(ots) - Die Euphorie in Afghanistan ist groß. Das
gefürchtete Blutbad am Wahltag ist ausgeblieben. Millionen Bürger
haben sich mutig in die langen Reihen vor den Wahllokalen eingereiht,
obwohl sie um die Gefahren wussten. Die aufständischen Taliban hatten
das Land am Hindukusch mit einer wochenlangen Terrorwelle überzogen,
die vor nichts halt machte. Vor diesem Hintergrund war jede Stimme,
die am Sonnabend abgegeben wurde, mehr als ein Votum für einen neuen
Präsidenten: sie war eine Kampfansage gegen die Taliban, die die
Abstimmung als "Augenwischerei" und "unislamisch" gegeißelt haben.
Manche Wähler befürchten aber auch, das diese Wahl auf absehbare Zeit
die letzte in Afghanistan sein wird.
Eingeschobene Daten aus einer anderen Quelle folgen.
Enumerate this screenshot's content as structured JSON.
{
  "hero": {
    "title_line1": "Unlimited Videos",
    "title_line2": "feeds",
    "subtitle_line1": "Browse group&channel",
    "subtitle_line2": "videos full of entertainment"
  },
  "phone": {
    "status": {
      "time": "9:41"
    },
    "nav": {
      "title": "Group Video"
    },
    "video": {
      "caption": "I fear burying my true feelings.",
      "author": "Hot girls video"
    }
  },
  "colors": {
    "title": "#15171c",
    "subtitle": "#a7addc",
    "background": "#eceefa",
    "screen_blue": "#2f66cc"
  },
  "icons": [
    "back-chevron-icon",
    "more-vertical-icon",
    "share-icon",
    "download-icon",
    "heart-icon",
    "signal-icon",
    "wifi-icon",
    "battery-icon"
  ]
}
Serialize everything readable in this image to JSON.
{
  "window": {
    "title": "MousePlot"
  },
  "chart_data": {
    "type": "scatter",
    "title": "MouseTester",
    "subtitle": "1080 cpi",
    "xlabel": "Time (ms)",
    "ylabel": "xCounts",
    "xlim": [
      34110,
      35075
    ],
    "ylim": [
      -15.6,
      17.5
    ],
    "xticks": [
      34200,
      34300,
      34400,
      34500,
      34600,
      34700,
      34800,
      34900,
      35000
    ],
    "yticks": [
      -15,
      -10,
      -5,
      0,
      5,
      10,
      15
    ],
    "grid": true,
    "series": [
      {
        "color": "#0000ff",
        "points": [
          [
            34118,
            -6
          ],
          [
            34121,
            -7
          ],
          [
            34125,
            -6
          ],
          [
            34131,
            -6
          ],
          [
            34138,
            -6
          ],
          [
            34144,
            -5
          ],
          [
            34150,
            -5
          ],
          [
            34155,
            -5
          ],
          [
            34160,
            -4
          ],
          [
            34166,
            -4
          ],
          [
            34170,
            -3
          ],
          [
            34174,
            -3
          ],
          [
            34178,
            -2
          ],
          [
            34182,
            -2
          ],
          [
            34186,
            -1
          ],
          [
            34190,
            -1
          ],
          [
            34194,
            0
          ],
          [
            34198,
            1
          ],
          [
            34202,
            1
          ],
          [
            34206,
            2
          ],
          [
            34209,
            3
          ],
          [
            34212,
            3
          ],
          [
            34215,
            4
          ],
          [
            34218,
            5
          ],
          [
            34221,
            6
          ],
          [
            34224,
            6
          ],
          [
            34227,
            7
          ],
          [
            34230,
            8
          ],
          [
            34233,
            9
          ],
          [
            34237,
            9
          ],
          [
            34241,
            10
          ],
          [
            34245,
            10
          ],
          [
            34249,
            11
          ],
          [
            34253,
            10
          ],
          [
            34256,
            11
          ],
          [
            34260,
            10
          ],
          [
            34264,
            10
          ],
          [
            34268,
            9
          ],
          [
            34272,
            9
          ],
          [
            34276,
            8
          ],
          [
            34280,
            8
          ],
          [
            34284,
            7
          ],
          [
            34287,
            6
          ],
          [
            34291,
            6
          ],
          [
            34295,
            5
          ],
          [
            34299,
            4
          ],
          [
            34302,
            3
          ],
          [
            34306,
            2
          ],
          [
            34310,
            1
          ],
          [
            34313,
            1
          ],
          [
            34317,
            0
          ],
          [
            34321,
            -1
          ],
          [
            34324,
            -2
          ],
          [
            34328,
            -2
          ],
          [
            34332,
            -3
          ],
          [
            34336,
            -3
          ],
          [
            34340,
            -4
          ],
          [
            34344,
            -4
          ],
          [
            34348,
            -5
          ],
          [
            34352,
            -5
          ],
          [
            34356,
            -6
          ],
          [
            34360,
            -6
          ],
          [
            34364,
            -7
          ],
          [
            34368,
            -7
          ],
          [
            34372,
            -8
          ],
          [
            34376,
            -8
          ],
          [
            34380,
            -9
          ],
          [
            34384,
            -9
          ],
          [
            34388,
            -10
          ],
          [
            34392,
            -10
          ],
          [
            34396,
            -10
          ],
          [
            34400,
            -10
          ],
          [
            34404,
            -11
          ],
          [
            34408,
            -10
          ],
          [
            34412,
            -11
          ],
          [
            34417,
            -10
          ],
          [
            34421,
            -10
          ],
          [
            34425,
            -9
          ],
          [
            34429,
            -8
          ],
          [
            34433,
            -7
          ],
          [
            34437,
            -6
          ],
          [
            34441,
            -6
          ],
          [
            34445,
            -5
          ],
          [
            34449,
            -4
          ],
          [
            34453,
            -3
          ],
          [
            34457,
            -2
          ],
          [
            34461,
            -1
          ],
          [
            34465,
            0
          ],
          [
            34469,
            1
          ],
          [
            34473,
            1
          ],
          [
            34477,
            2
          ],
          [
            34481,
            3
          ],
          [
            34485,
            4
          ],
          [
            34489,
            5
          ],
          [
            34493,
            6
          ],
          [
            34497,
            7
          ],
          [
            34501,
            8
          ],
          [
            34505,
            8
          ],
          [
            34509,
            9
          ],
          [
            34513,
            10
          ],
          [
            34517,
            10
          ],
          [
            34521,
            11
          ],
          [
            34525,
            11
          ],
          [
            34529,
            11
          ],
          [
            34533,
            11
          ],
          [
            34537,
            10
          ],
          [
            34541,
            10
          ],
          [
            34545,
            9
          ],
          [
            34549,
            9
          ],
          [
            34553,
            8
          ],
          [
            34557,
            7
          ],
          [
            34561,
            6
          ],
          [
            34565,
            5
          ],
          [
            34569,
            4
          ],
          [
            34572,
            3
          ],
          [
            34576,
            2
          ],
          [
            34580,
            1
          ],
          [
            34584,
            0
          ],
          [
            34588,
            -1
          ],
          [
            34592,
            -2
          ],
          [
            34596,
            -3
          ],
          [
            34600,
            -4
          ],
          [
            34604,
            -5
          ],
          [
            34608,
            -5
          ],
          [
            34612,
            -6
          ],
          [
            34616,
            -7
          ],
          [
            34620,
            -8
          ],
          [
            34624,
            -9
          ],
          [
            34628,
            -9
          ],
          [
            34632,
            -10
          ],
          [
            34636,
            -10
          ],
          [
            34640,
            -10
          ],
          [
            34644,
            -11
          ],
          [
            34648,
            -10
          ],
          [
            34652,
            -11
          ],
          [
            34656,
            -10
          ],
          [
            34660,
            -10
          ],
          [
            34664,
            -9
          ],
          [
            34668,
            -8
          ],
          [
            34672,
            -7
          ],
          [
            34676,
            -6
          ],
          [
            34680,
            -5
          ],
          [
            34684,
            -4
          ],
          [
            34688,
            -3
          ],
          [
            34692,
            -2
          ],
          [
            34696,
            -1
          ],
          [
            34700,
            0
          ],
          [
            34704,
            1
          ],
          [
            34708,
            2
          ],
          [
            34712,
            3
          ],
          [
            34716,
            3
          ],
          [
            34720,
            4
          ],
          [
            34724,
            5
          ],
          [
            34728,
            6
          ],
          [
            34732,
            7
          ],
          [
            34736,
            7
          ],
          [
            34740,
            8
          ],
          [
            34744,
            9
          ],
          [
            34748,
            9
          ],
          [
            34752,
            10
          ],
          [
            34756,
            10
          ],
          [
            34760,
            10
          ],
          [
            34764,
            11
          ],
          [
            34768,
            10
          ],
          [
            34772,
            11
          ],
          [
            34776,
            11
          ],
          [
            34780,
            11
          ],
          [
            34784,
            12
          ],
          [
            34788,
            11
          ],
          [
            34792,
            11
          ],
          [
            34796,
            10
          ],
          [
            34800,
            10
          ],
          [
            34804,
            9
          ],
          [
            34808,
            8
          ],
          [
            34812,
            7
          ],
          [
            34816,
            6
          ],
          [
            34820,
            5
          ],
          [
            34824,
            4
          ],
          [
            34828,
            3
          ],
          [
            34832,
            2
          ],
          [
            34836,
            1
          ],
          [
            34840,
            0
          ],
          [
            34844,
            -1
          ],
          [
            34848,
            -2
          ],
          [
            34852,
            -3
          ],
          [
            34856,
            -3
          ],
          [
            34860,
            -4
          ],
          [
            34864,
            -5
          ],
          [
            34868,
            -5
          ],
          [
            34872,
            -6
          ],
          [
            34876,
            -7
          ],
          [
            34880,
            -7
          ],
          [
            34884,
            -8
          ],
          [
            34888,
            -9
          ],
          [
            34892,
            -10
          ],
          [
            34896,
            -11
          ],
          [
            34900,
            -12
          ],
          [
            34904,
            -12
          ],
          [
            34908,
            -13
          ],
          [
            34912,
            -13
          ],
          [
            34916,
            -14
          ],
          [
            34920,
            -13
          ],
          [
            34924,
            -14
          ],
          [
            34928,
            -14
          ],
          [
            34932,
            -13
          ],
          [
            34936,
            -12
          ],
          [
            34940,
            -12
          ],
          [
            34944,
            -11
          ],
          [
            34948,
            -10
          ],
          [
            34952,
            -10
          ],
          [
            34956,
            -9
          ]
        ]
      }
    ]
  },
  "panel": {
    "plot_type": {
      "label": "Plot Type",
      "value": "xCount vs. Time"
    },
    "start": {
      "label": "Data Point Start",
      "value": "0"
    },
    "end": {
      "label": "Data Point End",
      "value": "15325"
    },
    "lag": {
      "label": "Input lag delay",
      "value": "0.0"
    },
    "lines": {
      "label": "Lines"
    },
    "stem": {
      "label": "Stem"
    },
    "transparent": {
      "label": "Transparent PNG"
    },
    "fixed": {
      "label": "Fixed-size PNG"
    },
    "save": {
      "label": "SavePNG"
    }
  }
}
Wie es mit der Demokratie
weitergeht, wenn die ISAF Ende des Jahres abgezogen ist, steht in den
Sternen. Vielleicht war auch dies ein Grund, warum so viele Menschen
stolz ihre Stimme abgegeben haben. Bei allem Jubel ist dennoch
Vorsicht angeraten. So weiß man bislang recht wenig über die
Wahlbeteiligung auf dem Lande. In den Unruhe-Provinzen blieben mehr
als 200 Wahllokale geschlossen. In der Vergangenheit war es besonders
in unruhigen, von den Taliban dominierten Teilen des Landes zu
massiven Wahlfälschungen gekommen. Da wegen der eklatanten
Sicherheitslage kaum mehr internationale Wahlbeobachter teilnehmen,
ist die Legitimität der Wahl leicht in Zweifel zu stellen. Schon
bevor der erste Stimmzettel abgegeben wurde, beschuldigten sich die
drei Kandidaten für das Präsidentenamt der Wahl-Manipulation. So
könnte es auch diesmal zu einem Streit zwischen Wahlkommission und
Kandidaten kommen. Zudem droht eine Stichwahl, weil kaum ein Kandidat
mehr als 50 Prozent der Stimmen gewinnen wird. Davor fürchten sich -
außer den Taliban - alle. Denn das würde bedeuten., dass eine neue
Wahl organisiert werden muss, die wegen der komplizierten Logistik
kaum vor September stattfinden kann, obwohl Präsident Hamid Karsai
Mitte Mai den Posten räumt. Wieweit diese Abstimmung ein voller
Erfolg ist, muss sich erst noch zeigen.